Мы затем начали проводить расследование в том направлении, что, может быть, кто-то из людей, связанных с этим делом, мог иметь какие-то связи с покойным торговцем скотом.
— Ну, — поторопила мужа Милдред, ее глаза так и сверкали от любопытства, — и что же выяснили?
От удивления у Дюриэа высоко полезли вверх брови.
— Ты сейчас точь-в-точь Грэмпс, только еще хуже, — заявил он.
— Но это ведь все так невероятно интересно, Френк.
— А ты лучше подумай о том, сколько пришлось побегать, прежде чем мы все это узнали, — посоветовал он.
— Хорошо, пусть будет так, но ответь мне поскорее: что вам удалось узнать?
— Мы узнали, — продолжал он, — что Пеллмен Бакстер из Лос-Анджелеса имел ранчо неподалеку и что Пелли Бакстер был одним из ближайших приятелей Прессмана. Естественно, мы заинтересовались Бакстером.
— И когда же он жил на этом ранчо?
— Лет пять назад.
— И как давно умер этот торговец скотом?
— Уже года три… Вот так оно и бывает. Вдова этого торговца вспомнила фамилию Бакстер, когда мы, как будто случайно, упомянули ее, она многое вспомнила о Пелли Бакстере и, кстати, вспомнила, что именно он купил револьвер.
— И что потом?
— Тогда мы отправились к Бакстеру.
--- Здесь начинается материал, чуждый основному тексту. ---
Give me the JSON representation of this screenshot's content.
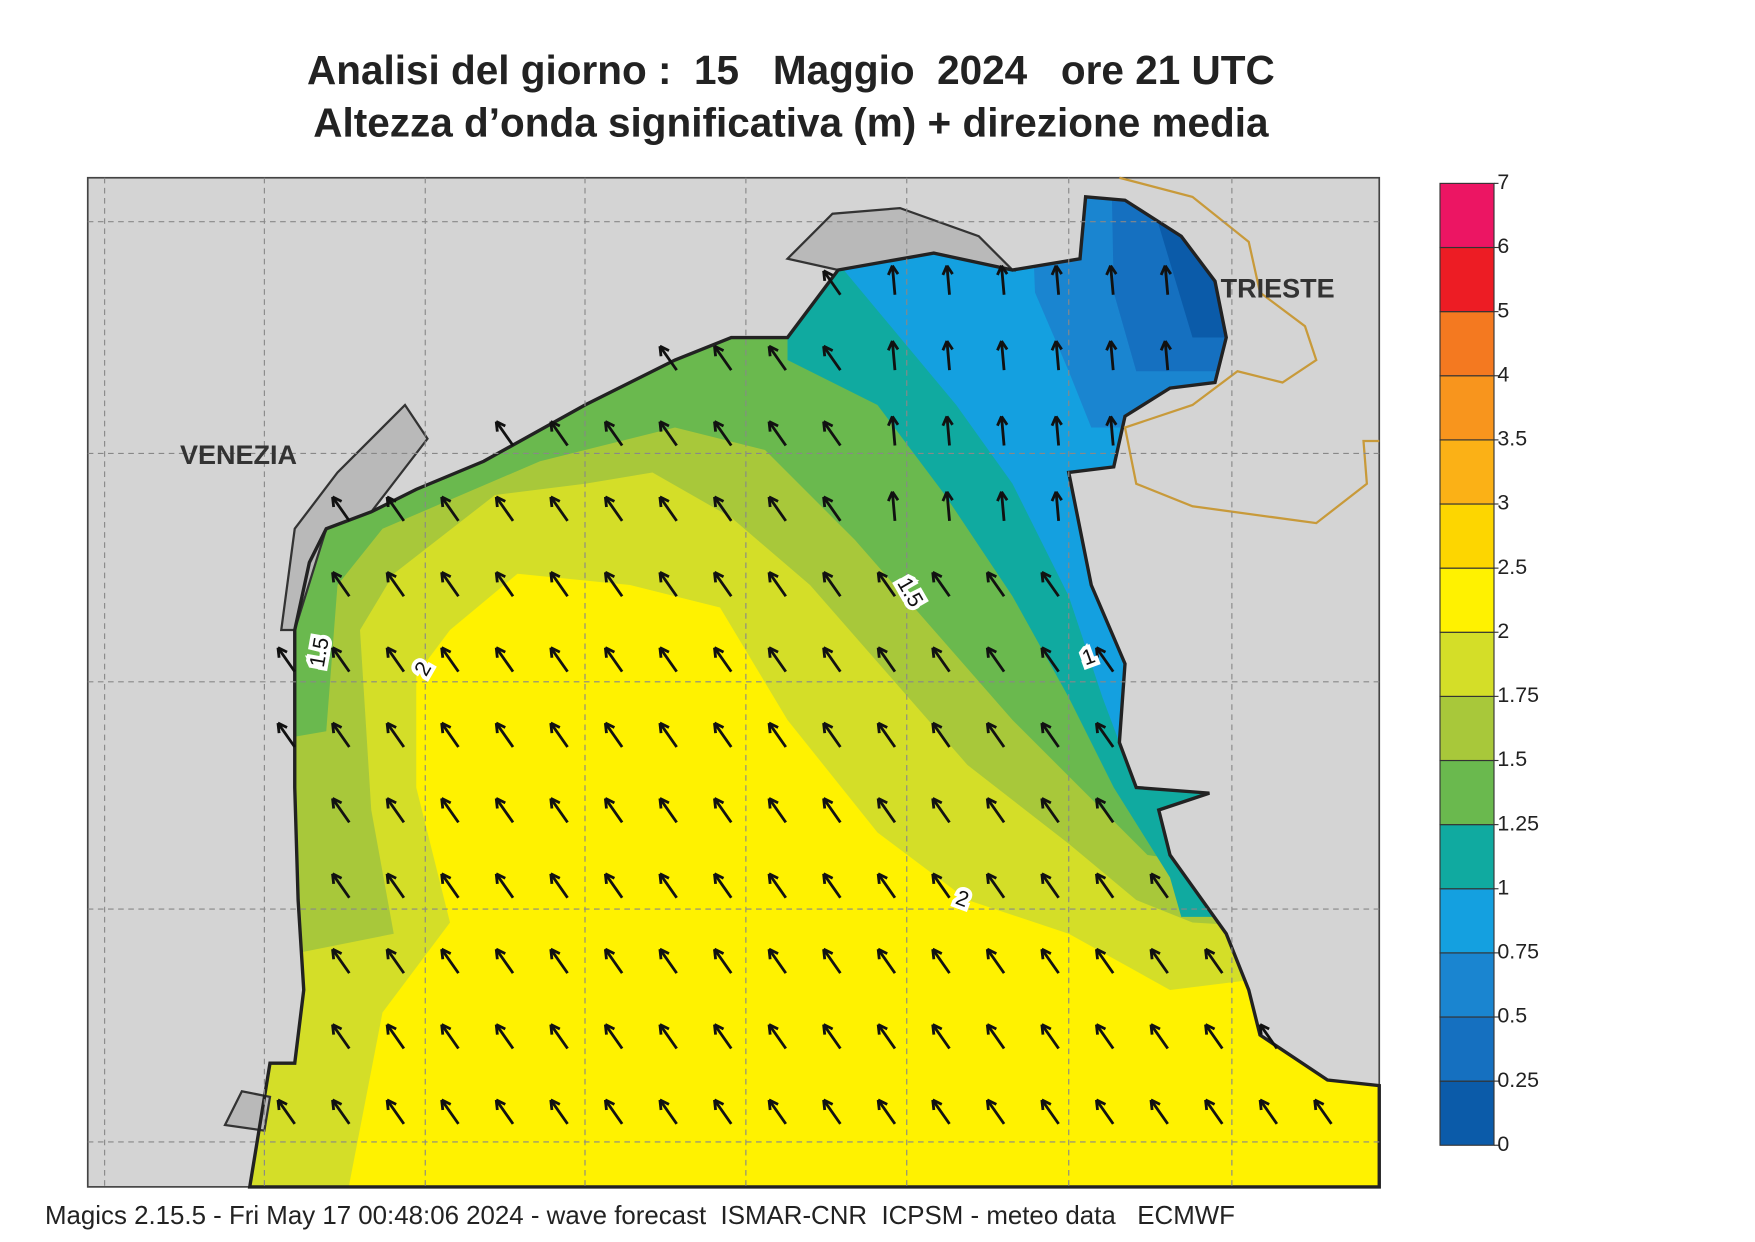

Он вспомнил этот револьвер, но сказал, что купил его для приятеля.
— И кто же этот приятель?
— Прессман.
— То есть он отдал револьвер Прессману?
— Да. Он говорит, что ему было известно, что Прессман мечтает об оружии именно такого типа, и поэтому он отдал револьвер ему, как только приехал из Монтаны, а потом совершенно позабыл об этом, попросту выбросил этот факт из головы и припомнил только тогда, когда мы его об этом спросили… Похоже, что Бакстер вообще коллекционирует оружие, чего только у него нет: револьверы, ружья, пистолеты, и древние, и современные, и все это развешано по стенам от спальни до библиотеки — фактически весь его дом заполнен оружием.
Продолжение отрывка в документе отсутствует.